Electronic stability control systems have alleviated the risk a bit, helping to prevent the loss of control in quick maneuvers.
6 Jeep Renegade
While the Jeep Renegade is not likely to tip over while swerving or steering out of the way of danger, the SUV has one of the highest chances of tipping over if you run over an obstruction in the road, drive into a ditch or barrier, or have a secondary collision.
The Jeep's four-wheel drive model had some of the poorest scores in rollover crashtests. The Renegade scored a 23% rollover risk in NHTSA tests.
The Jeep Renegade is in its second model year and this is the first time it has been given a full set of U.S. crash-test ratings. The 2016 model comes with "advanced" IHS rating for front crash prevention when it's equipped with the full-speed warning system.
5 Ford F-250
NHTSA tests revealed rollover issues with the F-250 in Super Crew 4x4 trims for the 2016 model.
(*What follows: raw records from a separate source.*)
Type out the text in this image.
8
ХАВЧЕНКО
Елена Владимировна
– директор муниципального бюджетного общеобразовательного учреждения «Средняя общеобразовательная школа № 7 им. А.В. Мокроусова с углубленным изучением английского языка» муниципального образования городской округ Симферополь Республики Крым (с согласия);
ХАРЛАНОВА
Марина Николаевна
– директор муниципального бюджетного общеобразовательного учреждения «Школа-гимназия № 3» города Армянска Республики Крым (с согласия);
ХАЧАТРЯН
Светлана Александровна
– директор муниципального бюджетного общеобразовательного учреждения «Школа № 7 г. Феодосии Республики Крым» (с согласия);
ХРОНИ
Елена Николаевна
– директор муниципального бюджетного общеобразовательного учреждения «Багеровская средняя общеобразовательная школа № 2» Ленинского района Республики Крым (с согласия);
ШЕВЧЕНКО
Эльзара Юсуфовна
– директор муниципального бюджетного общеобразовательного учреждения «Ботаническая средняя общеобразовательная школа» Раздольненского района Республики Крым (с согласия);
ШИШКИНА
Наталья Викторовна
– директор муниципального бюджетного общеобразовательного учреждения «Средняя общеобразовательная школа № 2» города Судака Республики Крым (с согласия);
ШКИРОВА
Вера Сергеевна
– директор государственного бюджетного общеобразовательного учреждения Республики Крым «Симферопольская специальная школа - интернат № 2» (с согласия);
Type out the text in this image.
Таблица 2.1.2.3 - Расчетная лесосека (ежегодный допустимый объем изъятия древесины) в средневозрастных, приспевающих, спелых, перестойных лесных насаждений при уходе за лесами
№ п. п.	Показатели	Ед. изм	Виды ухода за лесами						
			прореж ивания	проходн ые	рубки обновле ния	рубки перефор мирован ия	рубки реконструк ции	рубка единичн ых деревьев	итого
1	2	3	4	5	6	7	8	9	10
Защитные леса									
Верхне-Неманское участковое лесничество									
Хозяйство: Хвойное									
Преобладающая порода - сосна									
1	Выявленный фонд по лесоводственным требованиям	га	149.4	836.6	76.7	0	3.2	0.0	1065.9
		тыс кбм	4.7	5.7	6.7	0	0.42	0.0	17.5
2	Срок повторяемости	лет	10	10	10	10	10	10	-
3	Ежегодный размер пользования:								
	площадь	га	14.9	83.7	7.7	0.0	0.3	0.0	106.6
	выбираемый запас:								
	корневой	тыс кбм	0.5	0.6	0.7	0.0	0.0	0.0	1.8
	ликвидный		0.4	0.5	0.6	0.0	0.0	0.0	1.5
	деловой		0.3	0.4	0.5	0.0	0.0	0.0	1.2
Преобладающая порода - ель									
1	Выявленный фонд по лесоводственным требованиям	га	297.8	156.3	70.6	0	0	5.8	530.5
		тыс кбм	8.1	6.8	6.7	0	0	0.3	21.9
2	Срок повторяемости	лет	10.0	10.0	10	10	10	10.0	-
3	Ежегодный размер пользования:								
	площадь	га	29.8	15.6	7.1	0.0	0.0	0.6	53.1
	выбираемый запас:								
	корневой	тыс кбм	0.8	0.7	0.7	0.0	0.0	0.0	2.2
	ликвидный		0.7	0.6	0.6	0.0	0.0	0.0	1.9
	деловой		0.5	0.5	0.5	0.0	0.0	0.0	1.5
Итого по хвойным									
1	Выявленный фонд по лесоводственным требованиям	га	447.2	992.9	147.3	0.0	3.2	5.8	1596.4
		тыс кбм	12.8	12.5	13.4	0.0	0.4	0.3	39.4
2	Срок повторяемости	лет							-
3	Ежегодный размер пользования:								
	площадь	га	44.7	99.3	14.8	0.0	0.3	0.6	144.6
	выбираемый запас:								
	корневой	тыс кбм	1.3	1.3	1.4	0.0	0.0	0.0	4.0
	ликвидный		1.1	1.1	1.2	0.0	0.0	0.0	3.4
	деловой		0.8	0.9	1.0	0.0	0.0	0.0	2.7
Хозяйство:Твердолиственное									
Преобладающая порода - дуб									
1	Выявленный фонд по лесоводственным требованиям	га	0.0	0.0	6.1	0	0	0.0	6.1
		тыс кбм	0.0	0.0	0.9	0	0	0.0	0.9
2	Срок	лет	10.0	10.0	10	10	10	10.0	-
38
The truck had a 23.7% rollover risk.
Frontal crash tests were not great for the F-250 truck either. It scored lower than most of its competition and only received three safety rating stars.
Ford rolled out its first F-series trucks in 1948, but the current "Super Duty" line didn't begin until 1999. The current F-250 has proven itself to be a successful cross between a work-ready truck and a comfortable driving vehicle.
4 Ram 2500
The NHSTA tests on the Ram 2500 four-wheel pickup truck for the 2017 model revealed a 23.7% risk for rollover. The truck scored only three stars in the safety test.
The 2016 Ram 2500 has had some recalls since its release. Nevertheless the Ram brand seems to still be going strong. Ram debut as a stand-alone truck brand in 2009. The company now holds a 21.7% share of the market as of July 2016.
The Ram 2500 and 3500 together account for 30% of all Ram pickup sales. Hauling is a primary job for the Ram 2500, and this truck has the potential to pull up to nearly 9 tons (17,980 lbs.), according to the truck maker.
3 Toyota 4Runner
Toyota 4Runner had the worst rollover ratings as far as large SUVs go. The 2017 model has a 24.6% risk of tipping over in both all-wheel drive and rear-wheel drive models.
The Toyota 4Runner was created with an off-road purpose, so it is probably pretty important to know what the rollover statistics are for this vehicle before you go off-roading.
The exterior of the Toyota 4Runner is bold and bulky, it looks like it could withstand anything. There is a setting for just about any kind of terrain out there, meaning you can pretty much drive it anywhere, but that doesn't mean you don't have a chance of tipping over.
2 Jeep Wrangler Unlimited 4WD
You probably guessed that the Jeep Wrangler would be on this list. Known for off-roading and driving on all sorts of terrain, the Wrangler has the second-highest rating for tipping over. The Jeep has a rollover risk of 27.9% according to the NHSTA tests.
Another con to the Jeep Wrangler is that it is a killer on gas. Expect to be forking over your money to fill up that tank. But the majority of people driving a Jeep Wrangler are looking for a "fun" car to drive, which it is, as long as it's driven carefully.
Any reckless driving moves in a Jeep Wrangler and you are definitely looking at the potential of rolling over in the road. Hopefully if that ever happens, you still have the doors on.
1 Nissan NV3500
The 2017 Nissan NV3500 has the worst safety rating of any large vehicle in rollover testing. With just two out of five stars, the Nissan passenger van has a rollover risk of 30.6%.
The passenger van has a bold silver grille in the front. The engine of the car actually is not under the hood, the majority of it is under the dash with a bit inside the cabin.
The van feels more like a typical SUV than your average passenger van. Although, with these safety ratings, we're not sure you want to be a passenger in this van.